Sous l'impulsion de la CRA (Commission de Récupération Artistique) et surtout de Rose Valland, attachée de conservation du Musée du Jeu de Paume à Paris qui, comme acte de Résistance a tenté de connaître l'origine et les destinations des spoliations pendant l'occupation, 45 000 toiles, sculptures, meubles et autres objets ont été restitués à leurs propriétaires. En revanche, près de 13 000 œuvres dont les propriétaires ne sont pas identifiés sont vendues aux enchères par le Service des domaines. Les pièces de plus grande valeur, soit 2 058 œuvres, sont, non pas vendues, mais inscrites, en 1949, sur des listes dites « MNR » (Musées Nationaux Récupération) et du ministère de la Culture dans l'attente d'être réclamées, puis réparties dans plusieurs musées de l'Hexagone.

Au Musée des Beaux-Arts de Rouen (Seine-Maritime), « nous comptons 9 toiles, explique Diederik Bakhuÿs, le conservateur en charge des peintures et sculptures anciennes. À l'époque, les envois se sont faits selon des critères en cohérence avec les collections et non selon l'origine des spoliations. » Elles sont donc visibles par le grand public, « mais n'appartiennent pas au Musée. Selon une loi du Gouvernement Provisoire du Général de Gaulle de 1943, toutes les confiscations, saisies ou ventes sous la contrainte opérées par les nazis sur le territoire français sont considérées comme illégales ».

Géricault, Corot, Friesz, Monet…

A Rouen, en 1951 est arrivé le tableau « Les quais marchands de Rouen » de Jean-Baptiste Corot. Suivront en 1954, « Neige à Paris » de Stanislas Lépine, « La Seine à Vétheuil », « Nature morte au faisan » et « Champ de coquelicots » de Claude Monet et « Madame Guillaumin Cousant » d'Armand Guillaumin. Puis, en 1960, la « Femme assise dans un jardin » d'Achille Émile Othon Friesz ainsi qu'en 1964, « Le retour de la course » de Théodore Géricault.

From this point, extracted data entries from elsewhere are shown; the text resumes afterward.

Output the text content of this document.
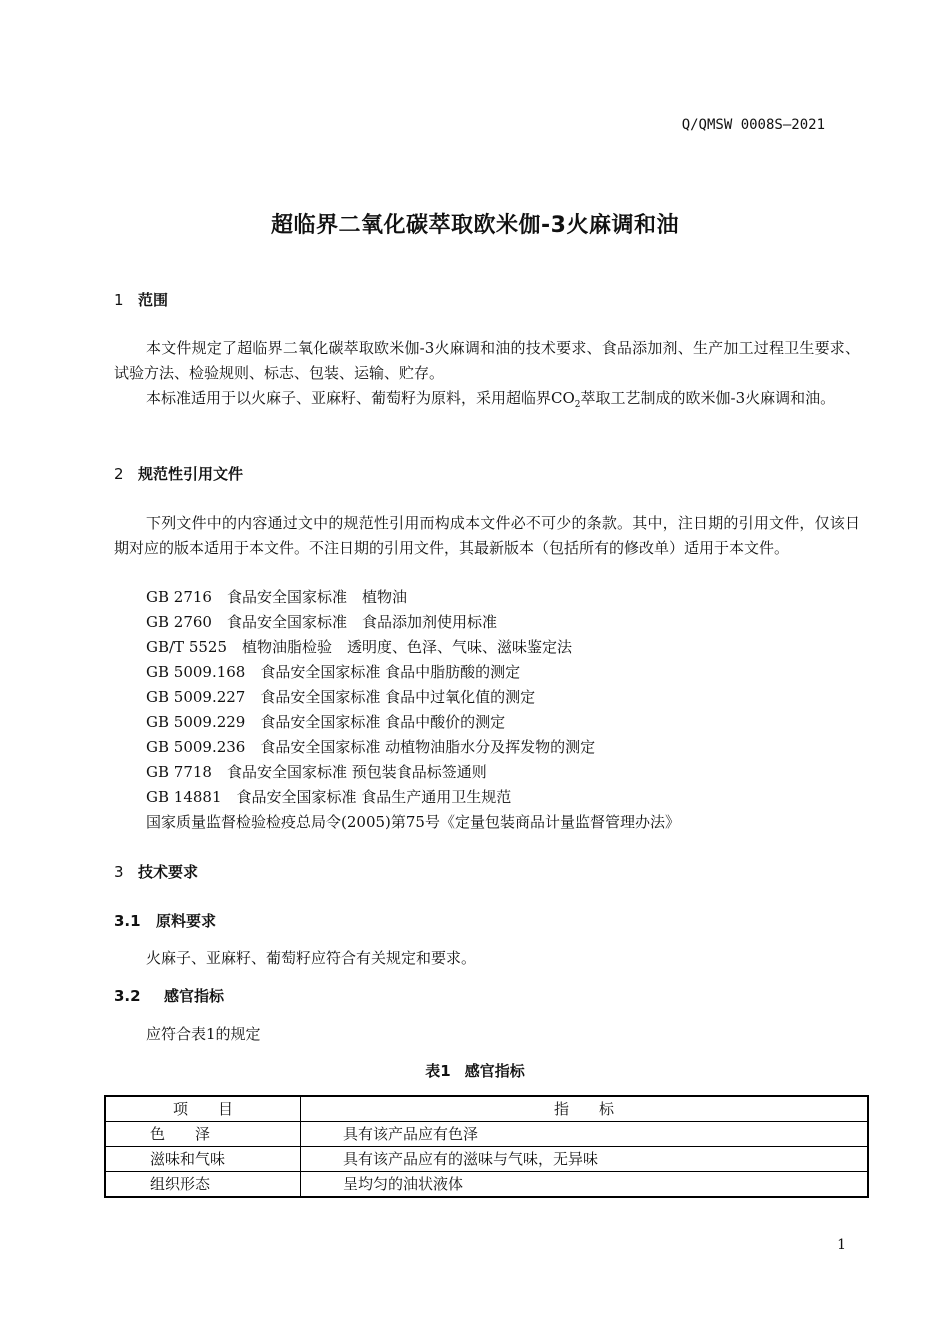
Q/QMSW 0008S—2021
超临界二氧化碳萃取欧米伽-3火麻调和油
1 范围
本文件规定了超临界二氧化碳萃取欧米伽-3火麻调和油的技术要求、食品添加剂、生产加工过程卫生要求、试验方法、检验规则、标志、包装、运输、贮存。
本标准适用于以火麻子、亚麻籽、葡萄籽为原料，采用超临界$CO_2$萃取工艺制成的欧米伽-3火麻调和油。
2 规范性引用文件
下列文件中的内容通过文中的规范性引用而构成本文件必不可少的条款。其中，注日期的引用文件，仅该日期对应的版本适用于本文件。不注日期的引用文件，其最新版本（包括所有的修改单）适用于本文件。
GB 2716　食品安全国家标准　植物油
GB 2760　食品安全国家标准　食品添加剂使用标准
GB/T 5525　植物油脂检验　透明度、色泽、气味、滋味鉴定法
GB 5009.168　食品安全国家标准 食品中脂肪酸的测定
GB 5009.227　食品安全国家标准 食品中过氧化值的测定
GB 5009.229　食品安全国家标准 食品中酸价的测定
GB 5009.236　食品安全国家标准 动植物油脂水分及挥发物的测定
GB 7718　食品安全国家标准 预包装食品标签通则
GB 14881　食品安全国家标准 食品生产通用卫生规范
国家质量监督检验检疫总局令(2005)第75号《定量包装商品计量监督管理办法》
3 技术要求
3.1 原料要求
火麻子、亚麻籽、葡萄籽应符合有关规定和要求。
3.2 感官指标
应符合表1的规定
表1 感官指标
项　　目	指　　标
色　　泽	具有该产品应有色泽
滋味和气味	具有该产品应有的滋味与气味，无异味
组织形态	呈均匀的油状液体
1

Un tableau a quant à lui connu une aventure toute particulière. Livrée en 1995 au Musée des Beaux-Arts, la toile « Route, effet de neige, soleil couchant », peint en 1869 par Claude Monet, était la propriété d'un des premiers collectionneurs rouennais de l'impressionnisme François Despeaux. La dernière trace de l'œuvre remontait à 1932 « et elle réapparaît en 1994 lors d'un sommet Franco-Allemand après la chute du bloc de l'Est quand le Chancelier Helmut Kohl restitue 28 toiles au Président François Mitterrand, narre Diederik Bakhuÿs. On connaît maintenant son histoire. Le tableau a été confié par un officier nazi en poste à Paris à un paysan allemand. L'officier n'est jamais revenu et l'Allemagne de l'Est s'est fermée. Plus tard, lors d'une confession, le paysan le donne à son évêque qui lui-même le confie aux autorités communistes. La toile de Monet finira dans un musée à Berlin Est où il ne fallait pas parler de ses origines. Et voilà, à la chute du mur, Effet de Neige est redécouvert ».

Faire la preuve de la propriété

Avec les années qui passent, « ce sera de plus en plus difficile de retrouver des ayants droit, estime Diederik Bakhuÿs. Si quelqu'un revendique un tableau, il faut qu'il apporte des preuves par des documents, des photographies. Le musée s'occupera des procédures et n'aura aucune volonté de rétention. Il sera remis immédiatement. Il faut savoir qu'il n'y a pas de délai. Dans les galeries du Musée des Beaux-Arts, chaque peinture est indiquée et les informations sont sur un cartel. Nous avons vraiment la volonté de retrouver les propriétaires. Il y a aussi la possibilité de consulter le site du ministère où un portail est dédié aux œuvres spoliées. Malheureusement, depuis leur arrivée, nous n'avons jamais restitué une toile », déplore le conservateur.